As for the film itself, the opening sequence featuring a sliced orange was a crowd pleaser. The
New York Times
found the other odors to be “neither so clear nor pleasurable.” Luz Gunsberg had the same reaction. Her husband, Sheldon Gunsberg, was Reade’s assistant and closely involved with AromaRama. She remembers, “When the film started…in the little prolog, he cut an orange and that was incredible. That was fabulous—just wonderful. But after that the smells got all mixed up and they couldn’t get them out; so it was a terrible situation.” The odors that poured from the overhead ventilation ducts were potent.
Time
magazine reported that they were “strong enough to give a bloodhound a headache,” and
The New Yorker
called the experience “quite a massive assault on the olfactory nerves.” Says Gunsberg, “my husband would come home and we would have to hang his suits all over the house and open all the windows because we couldn’t get the smell out. It really permeated the whole place.” Todd employee Hal Williamson bought a ticket to scope out the competition: “Your clothes reeked when you came out of this stuff that had been dumped into the air conditioning system. As I recall there was even a fine mist in the air.”

The smells, created by Rhodia perfumer Selma Weidenfeld, were criticized for a lack of subtlety.
Time
thought they “will probably seem phony, even to the average uneducated nose. A beautiful old pine grove in Peking, for instance, smells rather like a subway rest room on disinfectant day.” (I sympathize with Weidenfeld; a formula that smells great on a test blotter can fall apart completely when it fills an entire room. Asking her to design at her desk fragrances meant to be smelled throughout an auditorium was like expecting the guy who etches your name on a rice grain to do it in skywriting.) The sheer number and range of the AromaRama smells were overwhelming: jasmine, grassland, incense, spices, soy sauce, a tiger, and a pungent waterfront, among others. Instead of heightening reality, the smells were distracting, according to the mass of critics at the
New York Times, Variety,
and
The New Yorker.

Then there was the problem of synchronization. Every so often, said
Variety,
“the machine-made olfactory flavors don’t correspond with what’s on view.”
Time
complained that “the smells are not always removed as rapidly as the scene requires: at one point the audience distinctly smells grass in the middle of the Gobi Desert.” Paul Baise, who worked for Reade in advertising and public relations, experienced this firsthand. He tells me that AromaRama “worked part-time but not over a period of time, because after a while all the smells melded into one, they overlapped into each other, and they were coming out onto the screen with the wrong image. It was doomed because it got off sync.”
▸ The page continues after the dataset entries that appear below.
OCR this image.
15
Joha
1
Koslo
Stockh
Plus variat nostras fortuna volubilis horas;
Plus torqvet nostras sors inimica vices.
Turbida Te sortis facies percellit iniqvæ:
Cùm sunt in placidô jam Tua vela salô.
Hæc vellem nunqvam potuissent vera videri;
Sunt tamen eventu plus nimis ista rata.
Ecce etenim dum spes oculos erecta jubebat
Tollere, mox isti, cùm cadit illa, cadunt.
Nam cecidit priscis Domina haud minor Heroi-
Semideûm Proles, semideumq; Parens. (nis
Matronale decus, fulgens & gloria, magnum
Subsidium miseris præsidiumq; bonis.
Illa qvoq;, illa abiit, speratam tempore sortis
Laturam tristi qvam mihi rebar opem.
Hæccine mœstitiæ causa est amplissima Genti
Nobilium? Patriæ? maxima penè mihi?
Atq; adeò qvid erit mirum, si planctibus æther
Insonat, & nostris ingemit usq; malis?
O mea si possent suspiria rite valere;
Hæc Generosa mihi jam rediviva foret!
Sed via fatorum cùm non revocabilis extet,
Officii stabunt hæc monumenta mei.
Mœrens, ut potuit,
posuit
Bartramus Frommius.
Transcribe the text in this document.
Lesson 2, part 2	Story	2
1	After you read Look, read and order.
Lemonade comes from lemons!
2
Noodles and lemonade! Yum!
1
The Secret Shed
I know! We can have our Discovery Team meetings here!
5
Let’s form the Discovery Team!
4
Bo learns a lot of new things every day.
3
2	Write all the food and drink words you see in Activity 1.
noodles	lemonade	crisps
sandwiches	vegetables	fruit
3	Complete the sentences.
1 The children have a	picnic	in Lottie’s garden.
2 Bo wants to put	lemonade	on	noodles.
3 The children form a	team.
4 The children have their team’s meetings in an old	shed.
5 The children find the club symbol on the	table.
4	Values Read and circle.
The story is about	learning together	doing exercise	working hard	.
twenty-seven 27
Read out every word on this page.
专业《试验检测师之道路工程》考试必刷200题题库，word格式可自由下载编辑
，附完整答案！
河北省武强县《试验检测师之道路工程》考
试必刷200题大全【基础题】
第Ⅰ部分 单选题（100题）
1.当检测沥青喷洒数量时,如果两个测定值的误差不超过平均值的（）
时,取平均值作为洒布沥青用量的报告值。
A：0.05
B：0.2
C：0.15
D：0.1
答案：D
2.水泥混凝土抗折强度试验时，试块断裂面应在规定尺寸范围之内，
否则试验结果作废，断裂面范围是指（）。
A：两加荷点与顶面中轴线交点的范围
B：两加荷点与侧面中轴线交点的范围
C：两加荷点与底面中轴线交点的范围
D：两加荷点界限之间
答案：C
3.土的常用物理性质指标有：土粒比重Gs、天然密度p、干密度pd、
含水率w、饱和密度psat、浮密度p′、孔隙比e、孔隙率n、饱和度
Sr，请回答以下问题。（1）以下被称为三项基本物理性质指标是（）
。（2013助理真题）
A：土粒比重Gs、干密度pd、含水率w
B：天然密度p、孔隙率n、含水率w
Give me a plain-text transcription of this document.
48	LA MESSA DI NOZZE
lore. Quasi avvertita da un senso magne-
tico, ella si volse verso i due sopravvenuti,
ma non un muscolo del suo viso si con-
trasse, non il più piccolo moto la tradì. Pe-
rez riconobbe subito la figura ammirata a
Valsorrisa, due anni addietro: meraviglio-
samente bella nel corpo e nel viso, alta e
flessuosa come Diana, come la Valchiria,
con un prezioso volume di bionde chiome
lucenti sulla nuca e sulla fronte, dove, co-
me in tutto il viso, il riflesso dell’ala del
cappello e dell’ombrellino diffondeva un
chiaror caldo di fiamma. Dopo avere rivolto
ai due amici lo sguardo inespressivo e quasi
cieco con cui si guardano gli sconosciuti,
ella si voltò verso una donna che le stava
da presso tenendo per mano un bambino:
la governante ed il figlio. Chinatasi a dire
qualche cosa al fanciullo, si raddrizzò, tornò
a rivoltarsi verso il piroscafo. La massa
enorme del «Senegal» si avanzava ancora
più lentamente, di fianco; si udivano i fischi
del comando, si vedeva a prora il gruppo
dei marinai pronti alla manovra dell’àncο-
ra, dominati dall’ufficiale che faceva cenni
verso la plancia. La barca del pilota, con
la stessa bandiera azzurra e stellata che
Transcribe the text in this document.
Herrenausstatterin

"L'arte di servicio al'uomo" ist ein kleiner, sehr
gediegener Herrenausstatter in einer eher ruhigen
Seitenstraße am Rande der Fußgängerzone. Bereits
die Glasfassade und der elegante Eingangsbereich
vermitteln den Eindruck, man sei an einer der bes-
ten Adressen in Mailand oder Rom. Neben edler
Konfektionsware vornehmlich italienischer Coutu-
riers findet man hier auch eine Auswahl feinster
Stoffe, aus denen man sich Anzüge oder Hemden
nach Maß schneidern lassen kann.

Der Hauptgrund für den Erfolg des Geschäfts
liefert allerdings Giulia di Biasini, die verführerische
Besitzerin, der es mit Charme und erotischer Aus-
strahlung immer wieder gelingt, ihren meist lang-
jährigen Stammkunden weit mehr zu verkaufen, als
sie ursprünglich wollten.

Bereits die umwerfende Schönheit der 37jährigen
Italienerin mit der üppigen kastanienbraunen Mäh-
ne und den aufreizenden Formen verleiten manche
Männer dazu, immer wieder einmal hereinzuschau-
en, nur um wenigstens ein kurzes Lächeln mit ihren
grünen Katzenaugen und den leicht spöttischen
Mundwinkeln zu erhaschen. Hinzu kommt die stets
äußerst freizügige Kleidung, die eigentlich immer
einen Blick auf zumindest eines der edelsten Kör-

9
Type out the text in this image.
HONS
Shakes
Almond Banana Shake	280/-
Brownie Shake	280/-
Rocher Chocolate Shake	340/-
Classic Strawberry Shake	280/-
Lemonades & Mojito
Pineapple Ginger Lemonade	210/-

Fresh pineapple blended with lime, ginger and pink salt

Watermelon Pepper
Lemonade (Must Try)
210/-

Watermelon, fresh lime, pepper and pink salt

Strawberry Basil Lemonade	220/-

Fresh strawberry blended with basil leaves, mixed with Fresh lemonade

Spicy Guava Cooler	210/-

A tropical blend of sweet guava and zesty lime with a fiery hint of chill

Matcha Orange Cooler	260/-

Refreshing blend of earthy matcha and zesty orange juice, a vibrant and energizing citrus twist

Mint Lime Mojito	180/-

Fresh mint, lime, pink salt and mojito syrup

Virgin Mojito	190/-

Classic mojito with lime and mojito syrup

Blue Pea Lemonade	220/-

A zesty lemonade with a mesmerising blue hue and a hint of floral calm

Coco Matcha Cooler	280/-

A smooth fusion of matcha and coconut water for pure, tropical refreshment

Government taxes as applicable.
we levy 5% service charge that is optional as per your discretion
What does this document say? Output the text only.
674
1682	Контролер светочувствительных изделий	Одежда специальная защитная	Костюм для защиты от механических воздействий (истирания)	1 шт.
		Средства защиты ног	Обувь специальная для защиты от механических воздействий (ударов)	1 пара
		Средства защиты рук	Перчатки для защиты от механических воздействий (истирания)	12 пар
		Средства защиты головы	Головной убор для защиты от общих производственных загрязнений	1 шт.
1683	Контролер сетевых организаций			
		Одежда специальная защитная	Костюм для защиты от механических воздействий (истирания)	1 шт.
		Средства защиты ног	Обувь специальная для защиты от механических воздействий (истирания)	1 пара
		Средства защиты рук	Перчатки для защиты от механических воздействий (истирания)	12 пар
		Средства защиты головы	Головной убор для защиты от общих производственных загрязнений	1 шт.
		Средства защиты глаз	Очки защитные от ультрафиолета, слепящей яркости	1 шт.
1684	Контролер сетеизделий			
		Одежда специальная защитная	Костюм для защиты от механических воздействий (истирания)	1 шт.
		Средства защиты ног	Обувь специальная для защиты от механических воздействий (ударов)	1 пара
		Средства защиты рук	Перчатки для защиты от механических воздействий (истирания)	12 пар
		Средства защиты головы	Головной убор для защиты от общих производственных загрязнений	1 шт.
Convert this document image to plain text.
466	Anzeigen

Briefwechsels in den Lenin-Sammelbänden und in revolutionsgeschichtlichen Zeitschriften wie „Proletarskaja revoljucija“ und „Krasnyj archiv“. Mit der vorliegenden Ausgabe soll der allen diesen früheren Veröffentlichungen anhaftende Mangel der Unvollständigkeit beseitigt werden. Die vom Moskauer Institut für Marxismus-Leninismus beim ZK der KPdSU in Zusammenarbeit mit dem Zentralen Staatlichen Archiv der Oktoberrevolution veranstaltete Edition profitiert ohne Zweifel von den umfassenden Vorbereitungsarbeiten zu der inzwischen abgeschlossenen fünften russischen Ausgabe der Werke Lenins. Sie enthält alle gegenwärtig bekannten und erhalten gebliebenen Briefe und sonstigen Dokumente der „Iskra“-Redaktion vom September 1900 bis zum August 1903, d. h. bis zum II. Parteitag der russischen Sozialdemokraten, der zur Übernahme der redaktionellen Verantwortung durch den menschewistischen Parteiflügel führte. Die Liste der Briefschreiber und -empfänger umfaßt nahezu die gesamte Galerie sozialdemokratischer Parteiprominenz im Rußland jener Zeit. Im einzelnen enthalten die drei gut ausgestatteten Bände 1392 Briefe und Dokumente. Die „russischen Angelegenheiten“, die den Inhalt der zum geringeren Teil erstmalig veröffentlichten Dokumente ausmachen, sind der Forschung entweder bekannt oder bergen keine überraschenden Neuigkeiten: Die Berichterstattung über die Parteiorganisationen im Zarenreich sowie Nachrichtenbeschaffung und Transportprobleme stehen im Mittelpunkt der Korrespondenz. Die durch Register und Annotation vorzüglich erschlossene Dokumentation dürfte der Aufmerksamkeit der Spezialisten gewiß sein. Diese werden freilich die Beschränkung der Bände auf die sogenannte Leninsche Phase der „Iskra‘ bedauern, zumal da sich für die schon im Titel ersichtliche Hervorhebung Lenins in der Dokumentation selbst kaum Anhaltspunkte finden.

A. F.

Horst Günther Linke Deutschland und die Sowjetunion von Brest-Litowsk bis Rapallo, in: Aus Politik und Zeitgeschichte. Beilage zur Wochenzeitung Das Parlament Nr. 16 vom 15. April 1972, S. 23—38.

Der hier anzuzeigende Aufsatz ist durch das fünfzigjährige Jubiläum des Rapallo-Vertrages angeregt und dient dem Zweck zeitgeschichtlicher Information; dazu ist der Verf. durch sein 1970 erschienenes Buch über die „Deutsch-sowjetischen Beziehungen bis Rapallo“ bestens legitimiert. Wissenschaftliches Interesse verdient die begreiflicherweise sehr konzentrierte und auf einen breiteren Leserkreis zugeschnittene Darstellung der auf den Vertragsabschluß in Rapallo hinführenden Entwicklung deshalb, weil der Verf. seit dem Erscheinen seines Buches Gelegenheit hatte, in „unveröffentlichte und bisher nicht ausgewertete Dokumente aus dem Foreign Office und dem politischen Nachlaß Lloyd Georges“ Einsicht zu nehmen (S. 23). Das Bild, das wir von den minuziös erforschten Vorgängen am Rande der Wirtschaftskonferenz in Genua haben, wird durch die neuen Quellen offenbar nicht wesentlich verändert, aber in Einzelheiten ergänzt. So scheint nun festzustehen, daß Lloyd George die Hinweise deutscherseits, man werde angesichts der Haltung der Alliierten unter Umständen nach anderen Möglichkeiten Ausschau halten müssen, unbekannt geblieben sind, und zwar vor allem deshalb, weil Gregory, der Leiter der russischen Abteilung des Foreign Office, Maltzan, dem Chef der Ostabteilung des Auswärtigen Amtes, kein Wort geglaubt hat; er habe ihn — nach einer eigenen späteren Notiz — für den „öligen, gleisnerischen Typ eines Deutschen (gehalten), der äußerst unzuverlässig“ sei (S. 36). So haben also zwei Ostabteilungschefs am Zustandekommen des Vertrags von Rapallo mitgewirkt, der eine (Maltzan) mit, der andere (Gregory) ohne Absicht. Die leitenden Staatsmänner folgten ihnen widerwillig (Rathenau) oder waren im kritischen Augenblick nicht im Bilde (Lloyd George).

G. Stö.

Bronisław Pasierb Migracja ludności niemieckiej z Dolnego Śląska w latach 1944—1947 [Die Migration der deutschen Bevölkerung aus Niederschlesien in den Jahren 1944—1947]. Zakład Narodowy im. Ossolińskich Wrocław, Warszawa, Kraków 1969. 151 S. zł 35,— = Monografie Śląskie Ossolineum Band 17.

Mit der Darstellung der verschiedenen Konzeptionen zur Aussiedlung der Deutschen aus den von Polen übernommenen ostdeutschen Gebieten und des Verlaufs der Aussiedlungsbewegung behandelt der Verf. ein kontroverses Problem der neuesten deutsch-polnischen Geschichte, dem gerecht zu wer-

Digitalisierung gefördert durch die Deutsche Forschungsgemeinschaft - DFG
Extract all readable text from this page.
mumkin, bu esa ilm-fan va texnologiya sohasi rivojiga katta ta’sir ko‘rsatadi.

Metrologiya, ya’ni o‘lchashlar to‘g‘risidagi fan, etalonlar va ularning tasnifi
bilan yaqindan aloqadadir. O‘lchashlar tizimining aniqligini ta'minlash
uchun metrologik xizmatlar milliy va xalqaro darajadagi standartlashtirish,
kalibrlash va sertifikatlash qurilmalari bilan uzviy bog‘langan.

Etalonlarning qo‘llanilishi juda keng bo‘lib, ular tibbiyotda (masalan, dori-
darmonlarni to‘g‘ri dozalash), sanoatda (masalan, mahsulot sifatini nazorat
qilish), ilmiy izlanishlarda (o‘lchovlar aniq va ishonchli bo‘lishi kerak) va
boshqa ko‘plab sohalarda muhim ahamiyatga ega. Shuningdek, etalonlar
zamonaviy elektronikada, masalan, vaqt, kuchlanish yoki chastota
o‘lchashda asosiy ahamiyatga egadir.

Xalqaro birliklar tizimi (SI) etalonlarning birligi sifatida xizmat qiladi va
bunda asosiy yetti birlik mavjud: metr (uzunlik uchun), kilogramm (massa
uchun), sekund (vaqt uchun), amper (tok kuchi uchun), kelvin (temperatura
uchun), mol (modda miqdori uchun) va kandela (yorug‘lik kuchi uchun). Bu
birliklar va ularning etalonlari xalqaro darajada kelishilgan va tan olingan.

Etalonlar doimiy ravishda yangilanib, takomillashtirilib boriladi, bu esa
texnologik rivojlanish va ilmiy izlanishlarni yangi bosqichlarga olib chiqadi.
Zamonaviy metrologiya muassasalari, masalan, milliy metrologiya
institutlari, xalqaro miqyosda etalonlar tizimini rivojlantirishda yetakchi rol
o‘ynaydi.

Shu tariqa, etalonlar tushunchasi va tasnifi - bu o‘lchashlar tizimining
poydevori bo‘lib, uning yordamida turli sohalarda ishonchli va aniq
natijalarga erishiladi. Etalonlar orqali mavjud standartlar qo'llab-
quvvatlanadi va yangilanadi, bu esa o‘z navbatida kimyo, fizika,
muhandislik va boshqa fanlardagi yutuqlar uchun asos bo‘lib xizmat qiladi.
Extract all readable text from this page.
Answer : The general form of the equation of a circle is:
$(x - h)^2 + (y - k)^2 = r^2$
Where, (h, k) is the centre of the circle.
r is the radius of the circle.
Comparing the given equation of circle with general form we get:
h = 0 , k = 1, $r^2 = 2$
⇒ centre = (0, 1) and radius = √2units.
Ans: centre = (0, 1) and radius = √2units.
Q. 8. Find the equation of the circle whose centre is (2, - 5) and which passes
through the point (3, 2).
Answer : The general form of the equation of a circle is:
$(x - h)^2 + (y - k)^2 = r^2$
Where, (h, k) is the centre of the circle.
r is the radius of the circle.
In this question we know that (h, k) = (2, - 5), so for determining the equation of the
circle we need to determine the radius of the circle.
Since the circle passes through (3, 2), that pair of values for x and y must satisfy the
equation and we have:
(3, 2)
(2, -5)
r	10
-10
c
More than a whiff of cynicism hovered over Reade’s project, beginning with its name: AromaRama made fun of Michael Todd’s Cinerama. In the only original footage he added to the movie, Reade took a swipe at Lowell Thomas’s introductory appearance in
This Is Cinerama.
In the opening sequence of
Great Wall,
Reade had NBC television news anchor Chet Huntley demonstrate AromaRama by slicing the orange in half. The choice of
Great Wall
as a movie vehicle was another dig at the Todds; travelogues were a Cinerama specialty:
Cinerama Holiday
(1955) and
Cinerama South Seas Adventure
(1958), for example. Reade’s tactics got under Mike junior’s skin. On his Christmas card for 1959, he printed a verse that began, “Let kind oblivion overtake / all other ’scopes and ’ramas,’” and continued, “Into this world of much dissension / I bring you some fun in a brand new dimension.”